Mike rose and pulled Tess to her feet, kissed her, then pulled her out of the room, waving good-bye at Mia and Kevin, neither of whom had moved.
Finally, they were alone. “Kevin.”
He opened his eyes but didn’t move a muscle. His hair stood straight up; he had flour on one cheek and nose and across his chest. He looked like the sexiest, baddest, most adorable man she’d ever seen.
And she had to do this, had to do it right. “I wanted to talk to you.”
He didn’t move, didn’t speak, but his eyes were on hers, dark and intense.
She shifted up to her knees and crawled over to him, hunkering back on her heels at his side, wishing he’d reach for her, touch her, smile. Anything. “First things first. About the new property for Cookie Madness. I bought the old drive-through restaurant.”
“The what?”
“The building you house the teen center in. Tess and I wanted the huge kitchen. But as you know, there’s another seven thousand square feet that I thought…you might want to…damn it. I want you to have it for the teen center. You can lease it if you’d like, or owe me, or don’t pay at all, for all I care, but it’s a done deal.” She took a breath, and then another. “Are you going to say anything?”

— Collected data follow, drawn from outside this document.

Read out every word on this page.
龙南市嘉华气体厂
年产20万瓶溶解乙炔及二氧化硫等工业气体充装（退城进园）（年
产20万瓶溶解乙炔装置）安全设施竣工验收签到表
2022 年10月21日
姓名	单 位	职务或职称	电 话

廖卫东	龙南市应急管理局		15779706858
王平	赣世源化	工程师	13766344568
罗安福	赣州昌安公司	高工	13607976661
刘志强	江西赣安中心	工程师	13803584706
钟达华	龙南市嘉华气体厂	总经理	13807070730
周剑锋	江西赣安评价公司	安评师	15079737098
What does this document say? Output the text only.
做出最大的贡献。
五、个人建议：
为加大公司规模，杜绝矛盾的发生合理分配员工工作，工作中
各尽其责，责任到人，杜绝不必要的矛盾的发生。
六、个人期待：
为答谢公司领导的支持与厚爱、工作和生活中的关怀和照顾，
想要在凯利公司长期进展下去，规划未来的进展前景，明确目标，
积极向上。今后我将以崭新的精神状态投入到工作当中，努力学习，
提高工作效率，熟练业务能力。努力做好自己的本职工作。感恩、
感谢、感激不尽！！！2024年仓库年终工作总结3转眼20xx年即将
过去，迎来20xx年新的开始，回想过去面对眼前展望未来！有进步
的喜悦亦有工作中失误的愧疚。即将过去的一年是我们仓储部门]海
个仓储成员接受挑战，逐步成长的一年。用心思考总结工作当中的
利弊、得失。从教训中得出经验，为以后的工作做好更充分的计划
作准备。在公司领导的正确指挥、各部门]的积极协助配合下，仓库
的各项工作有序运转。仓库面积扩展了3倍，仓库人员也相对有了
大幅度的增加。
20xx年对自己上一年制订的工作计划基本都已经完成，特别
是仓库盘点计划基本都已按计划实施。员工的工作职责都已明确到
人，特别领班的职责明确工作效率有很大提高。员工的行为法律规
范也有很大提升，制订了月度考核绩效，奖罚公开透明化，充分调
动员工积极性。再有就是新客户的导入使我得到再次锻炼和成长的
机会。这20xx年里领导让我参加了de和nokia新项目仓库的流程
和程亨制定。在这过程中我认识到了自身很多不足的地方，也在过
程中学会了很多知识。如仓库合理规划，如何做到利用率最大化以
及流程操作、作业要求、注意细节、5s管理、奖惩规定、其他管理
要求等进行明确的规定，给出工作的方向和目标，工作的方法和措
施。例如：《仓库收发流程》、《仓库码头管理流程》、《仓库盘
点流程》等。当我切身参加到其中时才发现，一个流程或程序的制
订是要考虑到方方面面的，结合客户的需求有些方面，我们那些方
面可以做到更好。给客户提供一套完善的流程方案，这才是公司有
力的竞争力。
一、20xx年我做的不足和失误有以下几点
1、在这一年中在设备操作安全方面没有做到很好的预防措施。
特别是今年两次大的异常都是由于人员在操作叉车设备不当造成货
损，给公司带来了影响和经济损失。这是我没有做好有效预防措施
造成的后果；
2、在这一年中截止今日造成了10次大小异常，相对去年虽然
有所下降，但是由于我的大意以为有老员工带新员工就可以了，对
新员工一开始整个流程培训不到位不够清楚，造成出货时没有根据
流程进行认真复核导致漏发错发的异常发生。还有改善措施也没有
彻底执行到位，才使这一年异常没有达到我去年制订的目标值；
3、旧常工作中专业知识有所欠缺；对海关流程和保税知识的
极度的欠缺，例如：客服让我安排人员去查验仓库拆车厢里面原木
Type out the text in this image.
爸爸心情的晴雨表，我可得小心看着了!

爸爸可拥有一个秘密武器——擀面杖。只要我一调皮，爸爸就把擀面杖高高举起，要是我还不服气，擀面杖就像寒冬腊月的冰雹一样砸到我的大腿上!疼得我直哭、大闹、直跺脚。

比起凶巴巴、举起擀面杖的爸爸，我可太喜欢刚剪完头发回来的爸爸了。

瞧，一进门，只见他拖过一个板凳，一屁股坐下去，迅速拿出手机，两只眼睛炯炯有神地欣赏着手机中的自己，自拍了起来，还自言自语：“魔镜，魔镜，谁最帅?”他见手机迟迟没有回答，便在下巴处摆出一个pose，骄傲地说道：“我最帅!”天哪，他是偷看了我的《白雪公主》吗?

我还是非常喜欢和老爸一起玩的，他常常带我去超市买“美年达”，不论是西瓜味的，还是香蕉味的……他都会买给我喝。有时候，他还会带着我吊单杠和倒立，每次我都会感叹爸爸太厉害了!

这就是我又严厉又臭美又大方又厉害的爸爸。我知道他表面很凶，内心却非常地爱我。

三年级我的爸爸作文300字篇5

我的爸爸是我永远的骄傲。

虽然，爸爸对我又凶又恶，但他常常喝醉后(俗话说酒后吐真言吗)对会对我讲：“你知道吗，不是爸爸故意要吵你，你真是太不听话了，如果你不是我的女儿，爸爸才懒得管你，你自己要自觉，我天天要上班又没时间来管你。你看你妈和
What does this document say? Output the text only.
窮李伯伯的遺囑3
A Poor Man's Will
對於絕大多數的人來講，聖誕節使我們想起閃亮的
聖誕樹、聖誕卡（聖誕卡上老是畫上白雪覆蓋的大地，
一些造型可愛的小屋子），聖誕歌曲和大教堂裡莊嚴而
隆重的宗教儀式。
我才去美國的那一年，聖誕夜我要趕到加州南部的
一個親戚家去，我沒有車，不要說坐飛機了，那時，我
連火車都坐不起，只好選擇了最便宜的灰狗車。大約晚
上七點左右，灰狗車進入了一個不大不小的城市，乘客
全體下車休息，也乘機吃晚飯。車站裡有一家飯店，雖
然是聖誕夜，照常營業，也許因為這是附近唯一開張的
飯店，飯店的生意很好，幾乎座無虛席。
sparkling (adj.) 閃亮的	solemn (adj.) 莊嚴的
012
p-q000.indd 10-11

He blinked once. “I’m not sure.”
“Okay.” Fair enough, she thought, as she hadn’t ever said much. Or enough. “Second, about what I said to you the morning after we first, um…”
“Fucked?”
“Made love.”
He arched a brow.
“I know, look at me maturing right before your very eyes.”
His lips quirked, but that was all. No warmth, no affection…just a bone-deep terrifying nothing. She closed her eyes, then opened them. “That morning, I was scared.”
She would have sworn that caused a flicker in his gaze, and warmed by that, she sped up. “You reached into a part of me and made me feel things I didn’t know I could feel anymore. See, I thought I had it all closed off. So I pushed you away, thinking it would be easiest. I said you were bad in bed. You…uh, weren’t.”